In a rambling and ill-tempered press conference, the man who will be sworn in as the 45th president of the US in eight days time ignored questions about whether anyone in his campaign had had contacts with Moscow during the election campaign.

Instead, he became embroiled in heated exchanges with journalists, issued threats against news organisations, and claimed that if Russian President Vladimir Putin liked him, that would be “an asset not a liability.”

His ire intensified when asked about an unsubstantiated dossier published by US media, alleging Russia’s FSB intelligence agency had obtained sexual material concerning Mr Trump and prostitutes in a Moscow hotel room.

The claims, Mr Trump suggested, may have emanated from US intelligence services, which if true, would be a “tremendous blot” on its record.

“I think it was disgraceful that the intelligence agencies allowed any information that turned out to be so false and fake out, I think it’s a disgrace,” he said. “And I say that, and that’s something that Nazi Germany would have done and did do.”

A belligerent Mr Trump, holding his first press conference since his surprise victory in November, said the details in the dossier was “all fake news” and “phoney stuff.”

The dossier contains unproven information about close coordination between Mr Trump’s inner circle and Russians about hacking into Democratic Party accounts, as well as unproven claims Mr Trump had used prostitutes at the Ritz-Carlton hotel in Moscow.

Addressing the document, Mr Trump said: “It didn’t happen and it was gotten by opponents of ours.
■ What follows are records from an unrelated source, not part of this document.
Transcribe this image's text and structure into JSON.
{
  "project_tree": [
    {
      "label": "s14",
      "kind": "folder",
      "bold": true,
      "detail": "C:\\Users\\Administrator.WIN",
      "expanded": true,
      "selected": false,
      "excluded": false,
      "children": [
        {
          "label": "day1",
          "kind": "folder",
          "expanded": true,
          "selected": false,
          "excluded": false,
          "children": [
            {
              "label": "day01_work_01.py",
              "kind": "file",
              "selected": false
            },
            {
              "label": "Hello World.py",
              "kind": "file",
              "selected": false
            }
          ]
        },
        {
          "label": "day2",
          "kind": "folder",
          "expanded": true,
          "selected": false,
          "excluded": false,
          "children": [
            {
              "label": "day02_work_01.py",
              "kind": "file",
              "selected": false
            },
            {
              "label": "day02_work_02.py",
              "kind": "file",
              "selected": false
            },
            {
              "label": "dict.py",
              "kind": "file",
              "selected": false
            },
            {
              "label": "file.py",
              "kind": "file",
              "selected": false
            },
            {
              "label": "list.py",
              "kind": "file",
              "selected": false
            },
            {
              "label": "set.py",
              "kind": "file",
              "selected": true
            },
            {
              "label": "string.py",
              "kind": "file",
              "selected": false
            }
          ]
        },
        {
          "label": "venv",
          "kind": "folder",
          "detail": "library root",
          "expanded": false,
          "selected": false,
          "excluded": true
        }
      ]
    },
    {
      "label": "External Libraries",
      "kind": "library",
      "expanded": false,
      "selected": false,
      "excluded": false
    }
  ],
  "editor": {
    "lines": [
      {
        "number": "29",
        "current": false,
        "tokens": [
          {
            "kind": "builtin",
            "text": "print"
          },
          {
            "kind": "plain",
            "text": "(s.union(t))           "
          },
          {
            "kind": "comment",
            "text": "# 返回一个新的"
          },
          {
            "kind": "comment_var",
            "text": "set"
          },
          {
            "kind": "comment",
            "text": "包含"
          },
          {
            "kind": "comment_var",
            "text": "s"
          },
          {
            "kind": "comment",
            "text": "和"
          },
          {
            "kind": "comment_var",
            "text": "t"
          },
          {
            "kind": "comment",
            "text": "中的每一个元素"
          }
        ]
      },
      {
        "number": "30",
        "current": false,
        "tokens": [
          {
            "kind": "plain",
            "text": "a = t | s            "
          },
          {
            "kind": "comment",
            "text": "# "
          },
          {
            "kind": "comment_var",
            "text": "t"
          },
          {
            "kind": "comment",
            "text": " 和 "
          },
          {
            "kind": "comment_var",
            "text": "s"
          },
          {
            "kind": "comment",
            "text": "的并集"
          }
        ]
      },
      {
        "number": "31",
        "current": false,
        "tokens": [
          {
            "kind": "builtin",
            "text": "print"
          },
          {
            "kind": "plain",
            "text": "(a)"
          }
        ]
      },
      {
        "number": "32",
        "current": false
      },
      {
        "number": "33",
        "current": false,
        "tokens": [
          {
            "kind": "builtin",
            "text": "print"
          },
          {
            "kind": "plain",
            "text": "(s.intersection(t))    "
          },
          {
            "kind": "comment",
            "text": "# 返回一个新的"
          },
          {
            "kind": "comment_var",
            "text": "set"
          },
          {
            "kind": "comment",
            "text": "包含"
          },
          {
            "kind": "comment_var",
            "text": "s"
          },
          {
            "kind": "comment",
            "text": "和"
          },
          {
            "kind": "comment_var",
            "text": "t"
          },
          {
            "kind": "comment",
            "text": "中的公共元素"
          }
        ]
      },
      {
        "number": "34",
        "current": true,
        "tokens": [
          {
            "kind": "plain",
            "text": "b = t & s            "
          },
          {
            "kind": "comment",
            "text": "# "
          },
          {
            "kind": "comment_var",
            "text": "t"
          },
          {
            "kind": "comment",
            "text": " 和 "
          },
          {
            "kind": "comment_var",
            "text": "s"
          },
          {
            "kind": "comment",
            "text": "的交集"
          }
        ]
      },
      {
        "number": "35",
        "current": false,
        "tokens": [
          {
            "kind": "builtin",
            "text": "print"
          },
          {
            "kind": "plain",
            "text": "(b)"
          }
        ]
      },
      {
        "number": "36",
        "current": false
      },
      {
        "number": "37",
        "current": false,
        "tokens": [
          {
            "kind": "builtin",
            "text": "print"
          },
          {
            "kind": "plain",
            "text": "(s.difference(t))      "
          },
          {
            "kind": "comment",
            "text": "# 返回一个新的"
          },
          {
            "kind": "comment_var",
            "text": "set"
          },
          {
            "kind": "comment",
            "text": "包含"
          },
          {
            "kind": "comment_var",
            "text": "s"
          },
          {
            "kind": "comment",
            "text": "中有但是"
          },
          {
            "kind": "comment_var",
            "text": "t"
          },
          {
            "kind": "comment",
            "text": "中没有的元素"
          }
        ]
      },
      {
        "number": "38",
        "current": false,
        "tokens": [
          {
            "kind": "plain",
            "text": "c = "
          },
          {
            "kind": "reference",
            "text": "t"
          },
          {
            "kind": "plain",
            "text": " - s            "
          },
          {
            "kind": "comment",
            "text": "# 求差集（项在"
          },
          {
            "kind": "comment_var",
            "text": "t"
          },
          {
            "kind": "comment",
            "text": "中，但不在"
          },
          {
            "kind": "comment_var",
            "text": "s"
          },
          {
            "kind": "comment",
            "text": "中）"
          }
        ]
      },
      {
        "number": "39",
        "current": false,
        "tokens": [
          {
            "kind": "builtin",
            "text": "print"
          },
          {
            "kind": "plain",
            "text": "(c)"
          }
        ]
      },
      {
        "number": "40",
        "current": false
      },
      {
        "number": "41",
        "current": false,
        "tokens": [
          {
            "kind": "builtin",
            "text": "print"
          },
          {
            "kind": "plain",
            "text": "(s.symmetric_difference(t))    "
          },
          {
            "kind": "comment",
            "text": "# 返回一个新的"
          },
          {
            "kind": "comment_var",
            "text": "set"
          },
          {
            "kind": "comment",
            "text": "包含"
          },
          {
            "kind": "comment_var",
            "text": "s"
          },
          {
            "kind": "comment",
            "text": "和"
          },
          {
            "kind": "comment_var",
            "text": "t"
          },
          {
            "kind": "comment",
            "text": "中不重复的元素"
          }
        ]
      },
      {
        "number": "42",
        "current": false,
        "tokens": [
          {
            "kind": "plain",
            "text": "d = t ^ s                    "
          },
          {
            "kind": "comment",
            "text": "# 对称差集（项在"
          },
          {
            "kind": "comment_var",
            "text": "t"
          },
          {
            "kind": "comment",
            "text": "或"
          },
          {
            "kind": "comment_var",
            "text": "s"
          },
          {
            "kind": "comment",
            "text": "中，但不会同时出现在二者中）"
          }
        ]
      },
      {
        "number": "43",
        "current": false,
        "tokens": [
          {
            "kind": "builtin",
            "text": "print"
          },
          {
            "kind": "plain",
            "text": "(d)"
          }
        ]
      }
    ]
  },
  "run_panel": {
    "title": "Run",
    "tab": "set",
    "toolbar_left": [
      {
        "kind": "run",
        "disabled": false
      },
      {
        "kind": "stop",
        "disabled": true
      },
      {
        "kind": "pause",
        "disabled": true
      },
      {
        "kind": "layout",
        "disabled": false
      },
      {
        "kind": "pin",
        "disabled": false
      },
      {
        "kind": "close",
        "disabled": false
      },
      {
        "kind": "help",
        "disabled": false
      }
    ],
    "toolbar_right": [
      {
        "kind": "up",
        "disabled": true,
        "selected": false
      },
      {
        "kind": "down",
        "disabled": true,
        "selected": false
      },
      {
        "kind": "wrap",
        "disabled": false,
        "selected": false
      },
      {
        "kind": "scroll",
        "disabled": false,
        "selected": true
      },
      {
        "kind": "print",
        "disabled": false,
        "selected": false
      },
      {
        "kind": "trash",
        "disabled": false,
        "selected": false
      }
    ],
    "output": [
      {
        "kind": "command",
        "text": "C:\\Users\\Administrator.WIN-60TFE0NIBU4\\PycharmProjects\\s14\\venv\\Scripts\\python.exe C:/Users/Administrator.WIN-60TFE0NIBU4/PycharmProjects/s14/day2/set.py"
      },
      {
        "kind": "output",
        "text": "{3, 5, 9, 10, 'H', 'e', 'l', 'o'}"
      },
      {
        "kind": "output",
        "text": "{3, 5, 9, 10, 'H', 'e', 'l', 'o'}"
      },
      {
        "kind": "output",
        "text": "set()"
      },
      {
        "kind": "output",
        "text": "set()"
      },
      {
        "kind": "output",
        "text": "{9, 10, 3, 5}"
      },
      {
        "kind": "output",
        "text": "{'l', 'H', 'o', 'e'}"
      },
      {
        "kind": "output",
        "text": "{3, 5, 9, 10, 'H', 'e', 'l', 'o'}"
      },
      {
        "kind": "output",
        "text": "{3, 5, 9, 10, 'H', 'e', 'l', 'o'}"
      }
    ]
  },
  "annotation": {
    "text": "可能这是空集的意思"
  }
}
It was a group of opponents who got together - sick people - and they put that crap together.

“Somebody released it. It shouldn’t have even entered paper but it should never have even been released. I read what was released and I think it was a disgrace.”

In the hours leading up to the event, Russia also strenuously denied the allegations, initially reported by CNN and Buzzfeed.

Dmitry Peskov, spokesman for Mr Putin, dismissed the articles as “pulp fiction” and “complete fabrication and utter nonsense,” adding: “This is an evident attempt to harm our bilateral ties. The Kremlin does not engage in collecting compromising information.”

The hour long press conference in Trump Tower in Manhattan, New York, was originally intended for the Trump team to outline future management plans for the billionaire’s business empire.

It began with Mr Trump discussing his plans for industry and job creation, but after he invited questions from the floor just seven minutes in, proceedings quickly descending into a circus, and Mr Trump’s initial conciliatory tones gave way defiance and hostility.

Mr Trump insisted Moscow had “no leverage” over him as he had “no deals, no loans, no nothing” with Russia.

He said he accepted Mr Putin’s assurance that it had not been gathering information on him and hoped to enjoy good relations with Russia.

“If Putin likes Donald Trump I consider that an asset, not a liability because we have a horrible relationship with Russia,” said the President-elect.

He did not respond directly to a question about whether anyone connected to his campaign had any contact with Russia during the run-up to, or in the course of, the presidential election, but said his message to Mr Putin was that the hacking must stop.

“He shouldn’t be doing it. He won’t be doing it. Russia will have much greater respect for our country when I am leading it than when other people have led it. You will see that,” he said.

But after weeks of scoffing at reports the Russians had hacked Democratic websites to pass along emails damaging to Hillary Clinton, Mr Trump told the conference he thought Russia had hacked the Democratic National Committee. Later in the briefing, he suggested the means were justified by the end, explaining: “Look at the things that we learned ... Hillary Clinton got the questions to the debate and didn’t report it”.

Elsewhere in the conference, Mr Trump once again brushed off demands for the publication of his tax returns, saying he was unable to release them as they were under audit and that, any case, voters had demonstrated that they “don’t care” about the issue by electing him president.

He confirmed plans to repeal and replace his predecessor’s Obamacare health system and to build a wall along the border with Mexico, with the costs to be reimbursed by Mexico.